Unexpectedly Intriguing!
20 July 2006

Earlier this week, the New York Times announced that it would be shrinking the size of its pages to save money. Oh, and its staff too. Again.

Here's a quick timeline of New York Times recent history of staff reductions:

January 2001
New York Times announces that it will cut 69 jobs of its Internet staff (at the time, 17% of its Internet workforce.)
April 2001
New York Times announces will begin across-the-board layoffs. Job cuts include 100 employees from its regional newspaper group.
May 2005
New York Times annouces staff reductions of 190 employees (less than 2% of workforce).
September 2005
New York Times announces layoffs of 500 employees (4% of workforce.)
July 2006
New York Times announces will shrink newspaper (newsprint), news (5%) and employee headcount by 250 (2%).

By our count, we find that the New York Times has laid off some 1109 employees in the six years since the beginning of the century, a little over 8% of the total number of its employees in 2000.

The Real Question

Of course, the real question has nothing to do with how many hard-working people the New York Times will slash from its payroll. Oh, no. The real question is: How will the same business conditions that have led to the ongoing shrinkage (in workforce, and now literally) of the New York Times affect publisher Arthur "Pinch" Sulzberger's annual bonus?

What makes this question relevant is how the New York Times' Board of Directors acted just last year, as the Times' management team, led by Sulzberger, moved to reduce its staff by 500 people as a permanent cost savings measure. Despite the newspaper's stagnant business condition, which apparently required the ouster of 4% of its staff, they awarded him a substantial bonus of $560,521 in cash and granted him restricted stock units worth $817,500 - on top of his $1,055,596 annual salary for a grand total of $2,433,617 in total financial compensation.

But, let's put the situation at the New York Times differently - we'll compare the newspaper's business condition (represented by its stock price) with Sulzberger's compensation in the chart below:

Is Pinch in for a pay cut this year? Draw your own conclusions, but consider the following two questions and answers....

Why was Pinch's pay so low in 2001? We've listed Sulzberger's compensation in the chart above as occurring when the New York Times annual report for the previous year's business was released - in this case, in March 2001. Here, Pinch's low pay level is the result of the New York Times' falling advertising revenues throughout 2000, which led, in good part, to the paper's layoffs later in 2001. Sulzberger did not receive a bonus for that year, which accounts for its "low" level compared to other years.

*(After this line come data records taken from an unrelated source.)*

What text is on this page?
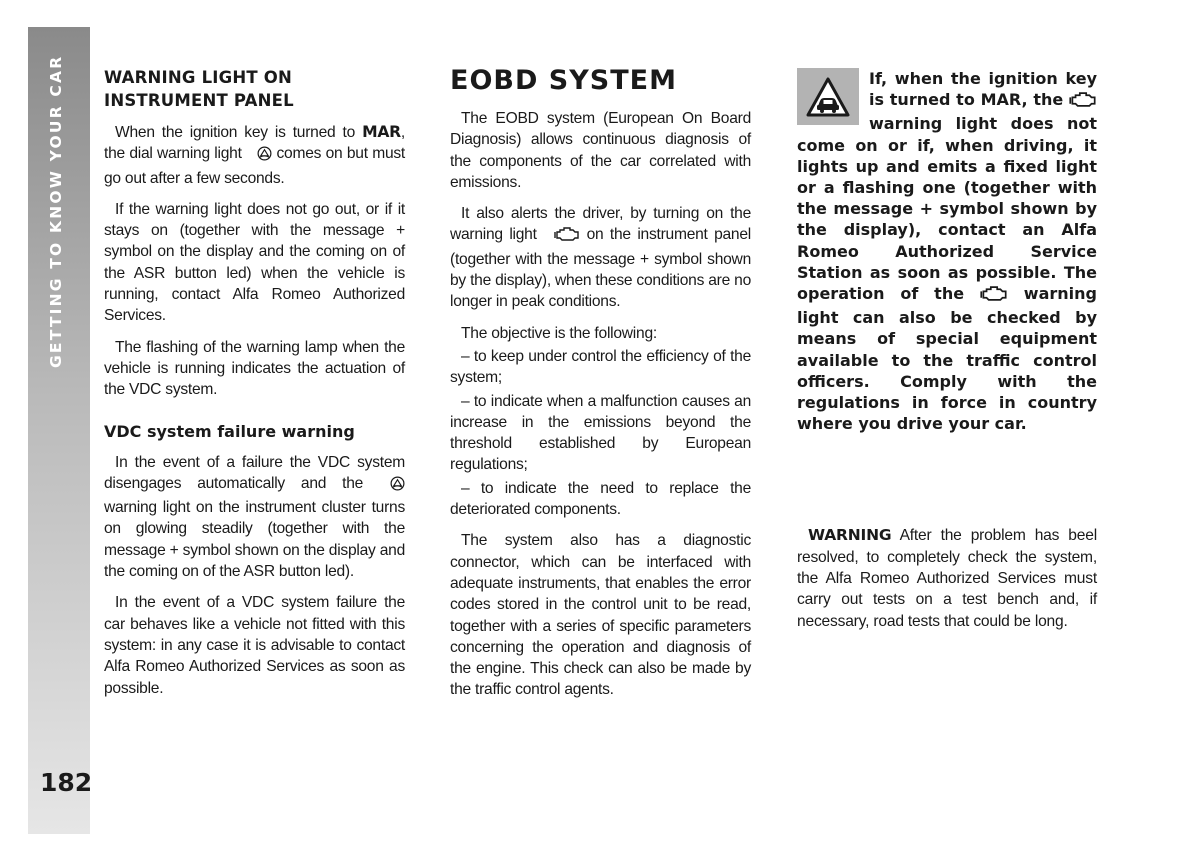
GETTING TO KNOW YOUR CAR
182
WARNING LIGHT ON
INSTRUMENT PANEL

When the ignition key is turned to MAR, the dial warning light  comes on but must go out after a few seconds.

If the warning light does not go out, or if it stays on (together with the message + symbol on the display and the coming on of the ASR button led) when the vehicle is running, contact Alfa Romeo Authorized Services.

The flashing of the warning lamp when the vehicle is running indicates the actuation of the VDC system.

VDC system failure warning

In the event of a failure the VDC system disengages automatically and the  warning light on the instrument cluster turns on glowing steadily (together with the message + symbol shown on the display and the coming on of the ASR button led).

In the event of a VDC system failure the car behaves like a vehicle not fitted with this system: in any case it is advisable to contact Alfa Romeo Authorized Services as soon as possible.

EOBD SYSTEM

The EOBD system (European On Board Diagnosis) allows continuous diagnosis of the components of the car correlated with emissions.

It also alerts the driver, by turning on the warning light  on the instrument panel (together with the message + symbol shown by the display), when these conditions are no longer in peak conditions.

The objective is the following:

– to keep under control the efficiency of the system;

– to indicate when a malfunction causes an increase in the emissions beyond the threshold established by European regulations;

– to indicate the need to replace the deteriorated components.

The system also has a diagnostic connector, which can be interfaced with adequate instruments, that enables the error codes stored in the control unit to be read, together with a series of specific parameters concerning the operation and diagnosis of the engine. This check can also be made by the traffic control agents.

If, when the ignition key is turned to MAR, the  warning light does not come on or if, when driving, it lights up and emits a fixed light or a flashing one (together with the message + symbol shown by the display), contact an Alfa Romeo Authorized Service Station as soon as possible. The operation of the  warning light can also be checked by means of special equipment available to the traffic control officers. Comply with the regulations in force in country where you drive your car.
WARNING After the problem has beel resolved, to completely check the system, the Alfa Romeo Authorized Services must carry out tests on a test bench and, if necessary, road tests that could be long.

Why did Pinch get such a huge spike in compensation in 2002? It might have something to do with what the New York Times called the largest circulation gains it experienced in over 10 years, which also coincided with the papers Pulitzer-prize winning coverage of the terrorist attacks on the U.S. on September 11, 2001 (it won seven Pulitzers - its most ever in a single year.)

The paper's performance since then, reflected in its recently announced cost reduction measures, suggests that Sulzberger's compensation in 2002 was grossly excessive as the New York Times has moved away from the balanced coverage of stories of both great national and local interest.

Because of that factor, it's difficult to see a responsible board of directors approving any bonus for the newspaper's management team in the upcoming year. It may all be a moot point however since Sulzberger's family controls the company's board and can set whatever minimal and arbitrary performance requirements it desires in setting its compensation policies for executive bonuses.